First, daily subsistence prevents us from stopping to contemplate the horizon, to philosophizing how this or that should or could be. Any difficulty, whether with food, sleep, partner, work or fun, should be resolved as soon as possible. The word solve has become a first-order voice: here what needs to be done is to finish solving.
It must be said quite frankly: the average Cuban has just had lunch and at the table is thinking about how to solve the afternoon meal. He no longer asks how much is earned in a certain job but what is solved there. An interesting person does not wonder his name or what his tastes are but what and how he solves – get in the way, receive remittances, work in a firm or rent his house. We go to a beach, a party or a cultural center if you can solve a knob – read, anesthetize consciousness.
These urgencies in the mechanics of living, while not increasing the numbers of minor mental disorders in appearance, are reflected in moral indolence that gains ground day by day. The burden of solving or dissolving problems as simple as fixing a pile of water, a leak of the ceiling or a coffee paquetico for breakfast wears down the human person, their ability to think, to stand beyond borders. What Hannah Arendt – a remarkable Jewish essayist and thinker of the twentieth century – called the banality of evil: unremeared damage is done in her neighbour, not knowing why, and sometimes with intent, as if in the other she was responsible for all our misfortunes. And then comes the second consequence of the little ethical exercise by the absence of conflicts in the consciousness: the whole goes, the whole is worth, the no more ná, the no more fighting, the here what you have to do is not to die – usually phrase of resignation in the barracks of slaves, according to Moreno.
This is serious. When resolving at all costs supplants the inner struggle between good and evil, and even between good and good, it is not known what an individual can be capable of. Ethical sedentaryism is immune to all positive action. The state can spend, as it is doing, millions of pesos on fixing a polyclinic who, a week after the inauguration, all the swallowers will be up or down, the doors will not open or do so the other way around, and there will be no outlets in the lab.
There is no state that can solve all the problems of its citizens. That doesn’t exist, it probably never will exist, at least in the dimension we want or imagine. And it wouldn’t be advisable either. Problem leisure, pro-blemic sedentaryism – being overnatant in existential conflicts – is the other side of the currency: high suicide rates and drug use in highly developed countries.

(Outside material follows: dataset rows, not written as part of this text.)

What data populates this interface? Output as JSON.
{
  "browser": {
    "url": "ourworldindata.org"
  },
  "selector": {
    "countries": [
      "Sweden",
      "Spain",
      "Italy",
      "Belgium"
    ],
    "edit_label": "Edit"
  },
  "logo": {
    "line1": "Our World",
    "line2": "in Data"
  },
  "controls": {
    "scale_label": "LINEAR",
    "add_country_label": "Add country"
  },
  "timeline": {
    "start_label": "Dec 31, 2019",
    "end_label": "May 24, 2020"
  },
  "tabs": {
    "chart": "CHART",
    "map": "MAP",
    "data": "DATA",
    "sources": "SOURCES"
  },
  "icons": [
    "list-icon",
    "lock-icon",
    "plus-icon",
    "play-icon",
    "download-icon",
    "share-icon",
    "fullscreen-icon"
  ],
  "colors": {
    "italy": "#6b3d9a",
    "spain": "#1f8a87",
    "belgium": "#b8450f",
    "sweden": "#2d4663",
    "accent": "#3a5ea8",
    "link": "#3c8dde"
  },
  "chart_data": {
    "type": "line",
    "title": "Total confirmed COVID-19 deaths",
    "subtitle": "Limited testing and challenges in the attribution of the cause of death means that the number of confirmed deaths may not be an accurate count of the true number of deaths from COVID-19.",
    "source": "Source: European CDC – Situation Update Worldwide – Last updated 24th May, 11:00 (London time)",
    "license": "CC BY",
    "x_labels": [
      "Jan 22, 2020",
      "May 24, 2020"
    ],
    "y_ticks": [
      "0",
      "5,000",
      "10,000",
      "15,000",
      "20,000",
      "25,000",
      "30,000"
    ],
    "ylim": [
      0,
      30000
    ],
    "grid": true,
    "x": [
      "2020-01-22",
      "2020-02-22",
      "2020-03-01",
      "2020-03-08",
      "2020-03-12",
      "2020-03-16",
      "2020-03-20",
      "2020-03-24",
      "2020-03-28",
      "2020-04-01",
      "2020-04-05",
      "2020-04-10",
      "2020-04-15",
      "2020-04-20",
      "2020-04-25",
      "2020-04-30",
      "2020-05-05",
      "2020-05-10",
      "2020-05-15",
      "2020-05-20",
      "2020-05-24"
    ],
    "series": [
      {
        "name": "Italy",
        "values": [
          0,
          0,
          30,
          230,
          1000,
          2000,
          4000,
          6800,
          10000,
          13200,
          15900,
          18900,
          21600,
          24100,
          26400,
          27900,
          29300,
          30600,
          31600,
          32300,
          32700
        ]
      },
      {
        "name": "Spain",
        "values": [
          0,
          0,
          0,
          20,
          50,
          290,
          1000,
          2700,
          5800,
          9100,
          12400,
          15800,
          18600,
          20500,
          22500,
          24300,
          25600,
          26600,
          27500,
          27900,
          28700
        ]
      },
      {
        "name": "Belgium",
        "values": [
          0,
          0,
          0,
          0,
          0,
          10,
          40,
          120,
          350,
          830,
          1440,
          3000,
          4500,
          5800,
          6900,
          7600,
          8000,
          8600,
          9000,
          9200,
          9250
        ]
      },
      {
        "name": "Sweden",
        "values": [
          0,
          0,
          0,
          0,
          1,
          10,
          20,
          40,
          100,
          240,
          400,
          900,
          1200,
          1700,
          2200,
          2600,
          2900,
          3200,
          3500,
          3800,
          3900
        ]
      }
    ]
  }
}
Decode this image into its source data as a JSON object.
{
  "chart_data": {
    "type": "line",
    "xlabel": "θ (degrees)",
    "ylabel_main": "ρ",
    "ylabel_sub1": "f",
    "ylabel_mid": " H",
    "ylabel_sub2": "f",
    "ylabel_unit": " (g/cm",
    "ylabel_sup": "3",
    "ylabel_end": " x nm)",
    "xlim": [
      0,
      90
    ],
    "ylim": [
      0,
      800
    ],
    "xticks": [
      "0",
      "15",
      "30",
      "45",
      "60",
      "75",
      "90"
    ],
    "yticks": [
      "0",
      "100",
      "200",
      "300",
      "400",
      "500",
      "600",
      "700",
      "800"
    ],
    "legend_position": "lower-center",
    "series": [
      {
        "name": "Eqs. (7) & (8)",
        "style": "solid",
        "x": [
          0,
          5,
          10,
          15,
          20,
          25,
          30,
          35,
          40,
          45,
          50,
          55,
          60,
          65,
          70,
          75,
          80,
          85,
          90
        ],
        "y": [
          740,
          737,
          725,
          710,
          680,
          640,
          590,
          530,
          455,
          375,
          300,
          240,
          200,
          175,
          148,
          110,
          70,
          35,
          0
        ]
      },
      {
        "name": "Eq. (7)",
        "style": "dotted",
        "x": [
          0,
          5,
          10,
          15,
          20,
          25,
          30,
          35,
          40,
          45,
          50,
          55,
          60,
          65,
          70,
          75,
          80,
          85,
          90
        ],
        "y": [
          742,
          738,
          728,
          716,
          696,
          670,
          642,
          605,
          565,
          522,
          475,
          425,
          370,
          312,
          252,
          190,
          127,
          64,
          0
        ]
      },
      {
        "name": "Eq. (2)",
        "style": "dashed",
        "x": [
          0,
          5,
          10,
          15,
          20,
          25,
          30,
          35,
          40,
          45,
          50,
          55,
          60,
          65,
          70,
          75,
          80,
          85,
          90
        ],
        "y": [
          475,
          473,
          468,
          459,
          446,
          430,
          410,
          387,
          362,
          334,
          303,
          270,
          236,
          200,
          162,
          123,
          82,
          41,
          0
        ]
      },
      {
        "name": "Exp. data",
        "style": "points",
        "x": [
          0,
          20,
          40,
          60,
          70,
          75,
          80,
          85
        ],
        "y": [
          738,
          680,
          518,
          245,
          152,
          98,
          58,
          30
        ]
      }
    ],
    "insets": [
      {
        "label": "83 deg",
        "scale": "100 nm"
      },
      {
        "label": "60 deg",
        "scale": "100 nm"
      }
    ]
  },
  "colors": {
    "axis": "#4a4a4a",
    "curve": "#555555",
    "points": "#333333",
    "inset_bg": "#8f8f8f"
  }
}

In the famous Greek democracy, the only people who could sit down to philosophizing, to raise conflicts, were individuals whose vital needs were met. Behind the great ideas of Democritus, Parmenides, Plato and Aristotle were thousands of slaves who could not read, and were the ones who served them the table, prepared their baths or pleased their sexual inclinations.
In our case, we will have to reverse the equation: to try to solve, in truth, certain essential needs of people. Or if you prefer, leave enough room for themselves to come up with some. Only then do you start thinking about what’s right or wrong, what’s right and what would be, even better.